Based on these arguments, we expect that mutual funds with pension-related business ties will likely support management at both client and non-client firms, as predicted by Davis and Kim (2007). Econometrically, such a policy suggests a fund-family fixed effect, which leads to a testable hypothesis: we expect no relation between support for shareholder proposals on compensation and pension-related business ties after controlling for fund-family fixed effects.

III. Sample and Data A. Shareholder Proposals and Mutual Fund Voting Data We obtain a sample of shareholder proposals on executive compensation, along with mutual fund voting data on these proposals from the ISS Voting Analytics database, which compiles voting records from SEC N-PX filings. The ISS database contains mutual fund voting records and aggregate votes on proposals.

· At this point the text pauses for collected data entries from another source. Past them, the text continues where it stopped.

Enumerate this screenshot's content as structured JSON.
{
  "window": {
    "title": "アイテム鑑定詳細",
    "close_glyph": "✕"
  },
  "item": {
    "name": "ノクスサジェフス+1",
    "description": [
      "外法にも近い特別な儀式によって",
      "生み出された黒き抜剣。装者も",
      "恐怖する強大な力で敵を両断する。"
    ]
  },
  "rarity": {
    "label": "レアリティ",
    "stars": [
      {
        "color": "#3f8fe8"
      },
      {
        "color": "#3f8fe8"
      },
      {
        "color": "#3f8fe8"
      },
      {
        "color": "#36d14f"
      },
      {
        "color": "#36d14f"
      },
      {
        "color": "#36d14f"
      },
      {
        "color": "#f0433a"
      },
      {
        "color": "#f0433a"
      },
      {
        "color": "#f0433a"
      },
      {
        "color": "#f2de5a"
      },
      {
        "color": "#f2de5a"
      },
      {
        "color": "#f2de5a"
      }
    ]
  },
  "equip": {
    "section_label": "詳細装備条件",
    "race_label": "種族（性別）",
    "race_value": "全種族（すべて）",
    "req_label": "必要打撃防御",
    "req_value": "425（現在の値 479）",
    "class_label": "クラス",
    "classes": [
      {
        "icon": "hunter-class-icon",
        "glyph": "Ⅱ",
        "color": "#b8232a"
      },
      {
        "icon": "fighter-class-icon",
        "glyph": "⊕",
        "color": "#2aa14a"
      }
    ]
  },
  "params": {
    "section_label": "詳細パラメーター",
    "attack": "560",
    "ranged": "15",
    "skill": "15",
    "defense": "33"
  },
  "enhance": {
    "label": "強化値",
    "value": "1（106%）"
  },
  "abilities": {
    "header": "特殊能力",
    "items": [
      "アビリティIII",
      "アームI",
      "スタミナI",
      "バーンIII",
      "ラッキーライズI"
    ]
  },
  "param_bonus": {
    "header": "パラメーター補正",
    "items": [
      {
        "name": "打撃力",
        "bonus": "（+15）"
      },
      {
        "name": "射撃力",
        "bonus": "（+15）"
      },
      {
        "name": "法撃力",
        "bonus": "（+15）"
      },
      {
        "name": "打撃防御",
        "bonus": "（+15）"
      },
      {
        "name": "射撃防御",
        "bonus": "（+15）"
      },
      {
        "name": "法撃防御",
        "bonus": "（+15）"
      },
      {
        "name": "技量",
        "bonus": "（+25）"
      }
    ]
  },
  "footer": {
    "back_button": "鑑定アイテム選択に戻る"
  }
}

The proxy voting disclosure rule implemented by the SEC in January 2003 requires mutual funds to disclose their proxy voting records on portfolio shares annually by August 31 of each year, on Form N-PX. Form N-PX includes the name of the issuer of the portfolio security, the exchange ticker symbol and CUSIP number of the security, the shareholder meeting date, a brief description of the proposal, whether the matter was proposed by the issuer or by a shareholder, whether the fund voted, and how the fund voted.

We have access to ISS data on proxy votes from January 2004 through June 2006. In addition to voting records, ISS provides the ISS recommendation for the proposal, the total number of shares outstanding, the total number of shares voted for the proposal, and outcome of the proposal. Our sample comprises 340 shareholder-sponsored executive compensation–related proposals received by 171 firms over the sample period January, 2004–June 2006. We analyze nearly 18,000 votes by 143 fund families.